Re-indexing

From time to time it may be necessary to completely re-generate an index. Reasons for re-indexing include:

  • A Content Engine upgrade. Some upgrades include modifications to the default solr schema used by Content Studio.

  • Changes to one or more of your publications, or the addition of new search functionality require changes to your own custom solr schema.

In theory, all you need to do to re-index your publications is click on the Reindex... button on the indexer web application's admin page. However, the re-indexing process may take several hours on large sites, and while it is in progress, search requests will return incomplete results. In many production environments, reduced search functionality over several hours is not acceptable. In such cases you can avoid the problem by generating the new index using a separate, non-production Tomcat instance, and then copying the new index to the production environment.

The exact procedure for doing this is installation-dependent, but involves the following general steps:

  1. Install a new Solr instance somewhere in your network that you can use for generating the new index. See Install Solr for details.

  2. Copy context.xml from one of your production Tomcat configurations to your indexing Tomcat instance. This ensures that your indexer web application will be correctly configured to communicate with the Content Engine's indexer web service. By default, context.xml is located in /opt/tomcat-engine1/conf/.

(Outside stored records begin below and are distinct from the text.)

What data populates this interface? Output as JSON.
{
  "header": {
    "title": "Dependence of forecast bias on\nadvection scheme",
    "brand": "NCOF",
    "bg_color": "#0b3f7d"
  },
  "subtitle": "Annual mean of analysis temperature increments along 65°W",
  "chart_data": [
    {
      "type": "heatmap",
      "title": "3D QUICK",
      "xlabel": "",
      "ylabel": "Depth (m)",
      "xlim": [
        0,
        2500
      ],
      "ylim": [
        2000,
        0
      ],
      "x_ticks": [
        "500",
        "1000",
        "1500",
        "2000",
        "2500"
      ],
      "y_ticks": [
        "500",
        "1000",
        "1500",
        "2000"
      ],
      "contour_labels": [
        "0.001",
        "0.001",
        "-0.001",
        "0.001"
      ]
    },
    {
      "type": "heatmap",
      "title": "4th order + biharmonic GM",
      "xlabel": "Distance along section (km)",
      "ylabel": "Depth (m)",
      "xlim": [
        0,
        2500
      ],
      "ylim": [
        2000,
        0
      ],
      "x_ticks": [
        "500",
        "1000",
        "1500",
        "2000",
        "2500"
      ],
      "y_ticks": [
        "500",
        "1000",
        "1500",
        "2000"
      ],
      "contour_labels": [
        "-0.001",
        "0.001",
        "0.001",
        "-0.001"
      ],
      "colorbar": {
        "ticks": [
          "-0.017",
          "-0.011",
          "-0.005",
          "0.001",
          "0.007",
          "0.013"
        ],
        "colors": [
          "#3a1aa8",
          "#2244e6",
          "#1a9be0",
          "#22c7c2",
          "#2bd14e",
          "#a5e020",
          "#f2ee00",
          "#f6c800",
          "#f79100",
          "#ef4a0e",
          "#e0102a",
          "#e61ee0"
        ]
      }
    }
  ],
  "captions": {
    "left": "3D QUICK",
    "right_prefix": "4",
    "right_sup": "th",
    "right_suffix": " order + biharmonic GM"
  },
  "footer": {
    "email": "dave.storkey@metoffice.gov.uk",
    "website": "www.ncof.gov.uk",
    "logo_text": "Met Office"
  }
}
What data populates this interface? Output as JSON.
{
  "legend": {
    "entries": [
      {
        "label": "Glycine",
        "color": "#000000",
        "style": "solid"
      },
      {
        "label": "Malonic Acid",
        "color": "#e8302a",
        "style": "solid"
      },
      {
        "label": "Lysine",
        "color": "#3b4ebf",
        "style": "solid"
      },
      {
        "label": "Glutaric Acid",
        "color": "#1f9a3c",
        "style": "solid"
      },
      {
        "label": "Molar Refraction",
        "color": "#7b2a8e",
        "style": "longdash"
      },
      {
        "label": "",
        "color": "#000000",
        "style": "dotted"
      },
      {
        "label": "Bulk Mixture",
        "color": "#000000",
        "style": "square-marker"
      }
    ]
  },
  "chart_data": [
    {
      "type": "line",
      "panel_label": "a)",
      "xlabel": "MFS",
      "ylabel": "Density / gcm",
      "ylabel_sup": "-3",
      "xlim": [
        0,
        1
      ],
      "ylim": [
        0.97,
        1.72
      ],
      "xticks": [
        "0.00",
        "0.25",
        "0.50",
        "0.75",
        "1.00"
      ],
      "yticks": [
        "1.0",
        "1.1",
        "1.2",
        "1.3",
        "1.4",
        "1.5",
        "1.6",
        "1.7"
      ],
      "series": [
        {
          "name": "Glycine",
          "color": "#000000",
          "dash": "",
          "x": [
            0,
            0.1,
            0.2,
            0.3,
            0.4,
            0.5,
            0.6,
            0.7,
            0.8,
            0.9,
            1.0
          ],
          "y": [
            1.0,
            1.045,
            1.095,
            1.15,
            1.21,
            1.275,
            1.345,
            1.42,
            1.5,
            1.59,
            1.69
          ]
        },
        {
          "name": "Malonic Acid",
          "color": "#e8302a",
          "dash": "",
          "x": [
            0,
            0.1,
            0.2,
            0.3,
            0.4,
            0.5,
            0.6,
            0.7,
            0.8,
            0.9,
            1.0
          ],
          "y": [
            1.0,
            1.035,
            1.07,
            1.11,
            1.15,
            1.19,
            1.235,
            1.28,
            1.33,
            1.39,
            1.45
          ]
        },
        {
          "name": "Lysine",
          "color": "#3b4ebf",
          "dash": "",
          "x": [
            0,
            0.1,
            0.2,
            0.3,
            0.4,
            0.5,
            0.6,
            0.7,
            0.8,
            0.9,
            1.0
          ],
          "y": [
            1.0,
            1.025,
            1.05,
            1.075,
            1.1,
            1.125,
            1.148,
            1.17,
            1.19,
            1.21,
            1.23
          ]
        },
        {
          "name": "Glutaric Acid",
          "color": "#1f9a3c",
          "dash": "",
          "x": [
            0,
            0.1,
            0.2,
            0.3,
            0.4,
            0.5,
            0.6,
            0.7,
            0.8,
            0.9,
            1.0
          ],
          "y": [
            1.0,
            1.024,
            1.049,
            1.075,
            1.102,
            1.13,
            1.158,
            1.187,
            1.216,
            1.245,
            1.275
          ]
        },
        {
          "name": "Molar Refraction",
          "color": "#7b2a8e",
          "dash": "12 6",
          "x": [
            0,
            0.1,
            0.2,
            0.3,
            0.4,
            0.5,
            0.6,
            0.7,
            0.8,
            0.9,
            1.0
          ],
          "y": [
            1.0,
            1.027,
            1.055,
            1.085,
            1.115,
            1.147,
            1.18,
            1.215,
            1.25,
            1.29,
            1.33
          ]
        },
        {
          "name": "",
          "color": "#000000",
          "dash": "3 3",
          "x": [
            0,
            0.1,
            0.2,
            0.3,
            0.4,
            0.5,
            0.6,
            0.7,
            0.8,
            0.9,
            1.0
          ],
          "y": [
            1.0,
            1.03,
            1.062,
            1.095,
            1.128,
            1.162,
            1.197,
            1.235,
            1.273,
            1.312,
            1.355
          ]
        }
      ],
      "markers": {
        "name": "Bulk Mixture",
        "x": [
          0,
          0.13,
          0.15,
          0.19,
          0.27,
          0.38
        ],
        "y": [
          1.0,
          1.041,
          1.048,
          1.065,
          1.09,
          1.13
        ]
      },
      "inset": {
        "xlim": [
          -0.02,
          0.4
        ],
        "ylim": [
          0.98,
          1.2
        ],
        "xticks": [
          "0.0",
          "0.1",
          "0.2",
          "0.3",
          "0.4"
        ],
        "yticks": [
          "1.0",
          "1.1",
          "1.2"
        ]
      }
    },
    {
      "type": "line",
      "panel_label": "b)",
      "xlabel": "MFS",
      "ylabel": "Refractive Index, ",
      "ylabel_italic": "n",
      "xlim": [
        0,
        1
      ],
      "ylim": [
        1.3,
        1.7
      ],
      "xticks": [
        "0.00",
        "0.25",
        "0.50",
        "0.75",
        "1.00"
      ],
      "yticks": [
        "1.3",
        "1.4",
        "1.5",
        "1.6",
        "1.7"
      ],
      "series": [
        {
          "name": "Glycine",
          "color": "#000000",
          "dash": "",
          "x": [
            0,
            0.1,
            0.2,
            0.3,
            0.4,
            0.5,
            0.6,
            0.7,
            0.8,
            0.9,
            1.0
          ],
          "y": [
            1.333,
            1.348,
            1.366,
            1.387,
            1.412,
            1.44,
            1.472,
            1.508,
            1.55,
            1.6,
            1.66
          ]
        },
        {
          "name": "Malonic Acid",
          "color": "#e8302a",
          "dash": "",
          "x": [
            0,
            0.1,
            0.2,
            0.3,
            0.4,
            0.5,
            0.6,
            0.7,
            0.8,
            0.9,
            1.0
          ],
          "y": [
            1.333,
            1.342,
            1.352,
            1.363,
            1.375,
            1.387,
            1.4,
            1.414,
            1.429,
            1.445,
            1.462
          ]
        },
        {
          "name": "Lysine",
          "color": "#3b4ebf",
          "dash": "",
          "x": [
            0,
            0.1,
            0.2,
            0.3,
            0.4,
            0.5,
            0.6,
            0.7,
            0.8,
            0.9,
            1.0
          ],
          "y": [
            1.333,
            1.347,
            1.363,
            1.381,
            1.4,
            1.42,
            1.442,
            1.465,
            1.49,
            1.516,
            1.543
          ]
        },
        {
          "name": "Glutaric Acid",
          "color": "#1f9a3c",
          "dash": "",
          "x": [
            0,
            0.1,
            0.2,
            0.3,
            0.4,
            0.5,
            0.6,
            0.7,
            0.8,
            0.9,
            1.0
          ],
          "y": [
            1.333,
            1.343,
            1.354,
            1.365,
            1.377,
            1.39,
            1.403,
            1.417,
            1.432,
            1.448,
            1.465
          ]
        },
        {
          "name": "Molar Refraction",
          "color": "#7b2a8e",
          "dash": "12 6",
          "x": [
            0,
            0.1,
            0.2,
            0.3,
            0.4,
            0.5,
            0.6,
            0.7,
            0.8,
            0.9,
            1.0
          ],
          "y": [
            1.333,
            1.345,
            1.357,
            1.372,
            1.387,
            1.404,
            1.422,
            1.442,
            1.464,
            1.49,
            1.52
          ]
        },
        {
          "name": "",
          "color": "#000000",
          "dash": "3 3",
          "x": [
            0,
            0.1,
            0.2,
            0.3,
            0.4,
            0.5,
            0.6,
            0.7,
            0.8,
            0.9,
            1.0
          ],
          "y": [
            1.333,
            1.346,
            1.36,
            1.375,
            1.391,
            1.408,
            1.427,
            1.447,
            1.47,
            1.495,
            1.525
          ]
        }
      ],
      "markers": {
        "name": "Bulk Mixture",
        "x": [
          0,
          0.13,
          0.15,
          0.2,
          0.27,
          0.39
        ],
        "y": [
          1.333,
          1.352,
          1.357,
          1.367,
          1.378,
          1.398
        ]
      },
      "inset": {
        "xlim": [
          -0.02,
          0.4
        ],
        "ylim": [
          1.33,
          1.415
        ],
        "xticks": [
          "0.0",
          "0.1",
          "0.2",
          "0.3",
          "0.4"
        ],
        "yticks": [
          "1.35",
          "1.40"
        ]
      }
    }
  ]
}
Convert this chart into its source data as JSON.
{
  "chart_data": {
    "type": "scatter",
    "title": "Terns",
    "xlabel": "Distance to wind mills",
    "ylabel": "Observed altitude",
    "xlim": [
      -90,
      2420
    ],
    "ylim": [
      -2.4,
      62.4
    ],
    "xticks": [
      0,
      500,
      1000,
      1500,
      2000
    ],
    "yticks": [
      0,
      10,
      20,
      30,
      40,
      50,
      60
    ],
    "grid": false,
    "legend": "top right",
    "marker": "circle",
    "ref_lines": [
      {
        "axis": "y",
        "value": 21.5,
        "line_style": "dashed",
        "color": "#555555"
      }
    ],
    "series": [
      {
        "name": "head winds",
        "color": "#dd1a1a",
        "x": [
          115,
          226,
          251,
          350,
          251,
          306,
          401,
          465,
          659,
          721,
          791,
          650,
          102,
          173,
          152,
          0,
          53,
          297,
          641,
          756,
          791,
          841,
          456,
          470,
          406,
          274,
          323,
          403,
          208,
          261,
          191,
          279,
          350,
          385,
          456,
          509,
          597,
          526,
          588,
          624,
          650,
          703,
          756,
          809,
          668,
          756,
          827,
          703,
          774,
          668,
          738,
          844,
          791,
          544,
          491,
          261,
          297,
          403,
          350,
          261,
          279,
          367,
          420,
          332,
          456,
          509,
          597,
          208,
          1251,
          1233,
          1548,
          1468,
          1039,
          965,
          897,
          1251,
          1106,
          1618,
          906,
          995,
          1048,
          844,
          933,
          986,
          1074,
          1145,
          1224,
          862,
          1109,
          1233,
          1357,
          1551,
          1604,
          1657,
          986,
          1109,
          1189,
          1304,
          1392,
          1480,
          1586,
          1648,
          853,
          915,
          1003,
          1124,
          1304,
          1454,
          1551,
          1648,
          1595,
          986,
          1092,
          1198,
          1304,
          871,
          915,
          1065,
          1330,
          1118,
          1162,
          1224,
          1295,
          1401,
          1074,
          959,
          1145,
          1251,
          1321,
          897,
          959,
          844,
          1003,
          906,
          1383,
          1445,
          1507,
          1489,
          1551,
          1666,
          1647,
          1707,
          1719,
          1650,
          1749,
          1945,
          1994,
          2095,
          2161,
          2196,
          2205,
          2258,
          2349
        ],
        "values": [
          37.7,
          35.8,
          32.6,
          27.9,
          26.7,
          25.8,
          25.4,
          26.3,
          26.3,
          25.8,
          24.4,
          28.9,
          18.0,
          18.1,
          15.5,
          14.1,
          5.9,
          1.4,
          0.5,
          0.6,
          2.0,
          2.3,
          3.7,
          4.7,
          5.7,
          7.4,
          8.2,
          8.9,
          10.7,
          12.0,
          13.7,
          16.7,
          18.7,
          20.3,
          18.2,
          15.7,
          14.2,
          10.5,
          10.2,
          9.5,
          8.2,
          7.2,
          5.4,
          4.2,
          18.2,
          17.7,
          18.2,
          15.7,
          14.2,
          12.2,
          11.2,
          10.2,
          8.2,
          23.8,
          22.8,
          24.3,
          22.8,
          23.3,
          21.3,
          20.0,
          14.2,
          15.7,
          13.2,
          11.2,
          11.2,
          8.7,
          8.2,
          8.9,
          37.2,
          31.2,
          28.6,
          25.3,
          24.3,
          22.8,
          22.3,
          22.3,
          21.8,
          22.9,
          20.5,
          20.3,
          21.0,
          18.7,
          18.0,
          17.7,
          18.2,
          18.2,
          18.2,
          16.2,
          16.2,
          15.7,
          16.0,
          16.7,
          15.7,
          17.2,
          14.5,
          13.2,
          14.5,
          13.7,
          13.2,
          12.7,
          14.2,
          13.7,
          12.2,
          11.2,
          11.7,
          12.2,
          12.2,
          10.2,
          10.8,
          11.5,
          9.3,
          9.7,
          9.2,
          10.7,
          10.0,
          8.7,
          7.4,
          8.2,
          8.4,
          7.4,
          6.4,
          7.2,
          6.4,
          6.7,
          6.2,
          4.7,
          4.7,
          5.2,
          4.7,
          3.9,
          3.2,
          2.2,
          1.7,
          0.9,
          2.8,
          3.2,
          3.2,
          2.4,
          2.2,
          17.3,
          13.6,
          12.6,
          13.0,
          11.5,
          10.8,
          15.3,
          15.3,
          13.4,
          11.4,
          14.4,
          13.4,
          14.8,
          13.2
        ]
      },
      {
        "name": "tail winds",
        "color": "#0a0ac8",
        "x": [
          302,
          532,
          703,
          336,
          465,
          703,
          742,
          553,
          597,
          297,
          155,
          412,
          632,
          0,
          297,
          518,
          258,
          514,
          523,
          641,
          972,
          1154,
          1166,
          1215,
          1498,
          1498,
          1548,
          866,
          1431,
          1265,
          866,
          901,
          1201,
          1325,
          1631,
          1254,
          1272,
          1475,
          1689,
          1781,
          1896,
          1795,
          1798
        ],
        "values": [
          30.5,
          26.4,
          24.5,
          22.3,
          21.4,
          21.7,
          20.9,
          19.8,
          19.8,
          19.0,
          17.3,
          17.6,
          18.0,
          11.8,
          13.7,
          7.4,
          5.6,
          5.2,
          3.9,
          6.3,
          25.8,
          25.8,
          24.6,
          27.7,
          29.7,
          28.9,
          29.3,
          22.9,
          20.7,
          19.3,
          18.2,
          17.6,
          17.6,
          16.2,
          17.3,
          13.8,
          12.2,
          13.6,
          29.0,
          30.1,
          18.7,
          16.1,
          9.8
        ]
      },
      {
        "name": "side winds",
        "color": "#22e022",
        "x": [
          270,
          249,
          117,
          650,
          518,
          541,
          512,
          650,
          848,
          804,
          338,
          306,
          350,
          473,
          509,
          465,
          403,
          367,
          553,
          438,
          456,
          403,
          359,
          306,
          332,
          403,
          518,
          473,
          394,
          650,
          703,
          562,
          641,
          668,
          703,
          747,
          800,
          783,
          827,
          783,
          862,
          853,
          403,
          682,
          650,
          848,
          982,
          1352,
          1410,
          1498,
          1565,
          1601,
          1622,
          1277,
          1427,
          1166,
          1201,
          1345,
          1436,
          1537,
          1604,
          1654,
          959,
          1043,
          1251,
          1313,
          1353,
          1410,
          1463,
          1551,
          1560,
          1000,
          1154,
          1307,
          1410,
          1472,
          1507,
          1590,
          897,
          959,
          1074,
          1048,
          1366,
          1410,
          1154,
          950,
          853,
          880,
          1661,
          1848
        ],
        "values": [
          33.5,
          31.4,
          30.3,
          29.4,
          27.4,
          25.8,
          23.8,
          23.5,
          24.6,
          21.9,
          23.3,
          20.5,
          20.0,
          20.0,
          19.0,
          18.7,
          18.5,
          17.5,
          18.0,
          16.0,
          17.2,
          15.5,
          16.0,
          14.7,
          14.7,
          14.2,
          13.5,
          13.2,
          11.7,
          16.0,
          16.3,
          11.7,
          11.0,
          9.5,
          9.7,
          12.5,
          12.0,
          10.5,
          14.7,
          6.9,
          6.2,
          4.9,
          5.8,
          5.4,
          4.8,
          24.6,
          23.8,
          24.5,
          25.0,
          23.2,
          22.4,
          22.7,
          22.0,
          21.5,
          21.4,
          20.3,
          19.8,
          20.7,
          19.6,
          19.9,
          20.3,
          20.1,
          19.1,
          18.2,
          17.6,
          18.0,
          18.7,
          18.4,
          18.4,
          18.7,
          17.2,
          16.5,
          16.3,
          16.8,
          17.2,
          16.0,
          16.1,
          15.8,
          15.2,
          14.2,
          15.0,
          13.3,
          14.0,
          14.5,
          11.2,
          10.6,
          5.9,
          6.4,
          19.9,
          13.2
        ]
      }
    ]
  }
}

  3. Copy the solr configuration files (usually located in /etc/escenic/solr/solr-core) from your production solr instance to your indexing instance.

  4. Modify the copied configuration as necessary for generating the new index. You might, for example, need to replace the schema file, schema.xml.

  5. Start the new solr instance:

    $ /opt/solr/bin/solr start
  6. Start a browser and display the new indexer web application's admin page (http://host:port/indexer-webapp/admin/)

  7. Click on Reindex..., then click on your browser's Back button to redisplay the admin page.

  8. Wait for the indexing job to complete. The Current state section of the admin page shows the progress of the indexing operation, but it is not refreshed automatically. Click on your browser's Refresh button from time to time and check the Number of documents read but not yet processed value. When this value reaches 0, indexing is complete.

  9. Test the generated index. The easiest way to do this is to use Solr's administration interface. Open a web browser, go to http://host:port/solr/solr-core and follow links to the correct administration page (exactly how you get there is installation-dependent). The administration page contains a search field that you can use to execute test searches, plus links to the Solr documentation.

  10. If you are not satisfied with the results, make the required changes to your configuration files, and try again (from step 6). Otherwise, continue.

  11. Stop the Tomcat instance in which your production solr instance is running.

  12. Copy your modified solr configuration files from your indexing instance to the production instance.

  13. Copy the new index file (usually /opt/escenic/indexer/head-tail.index) from your indexing instance to the production instance.

  14. Restart your production Tomcat instance.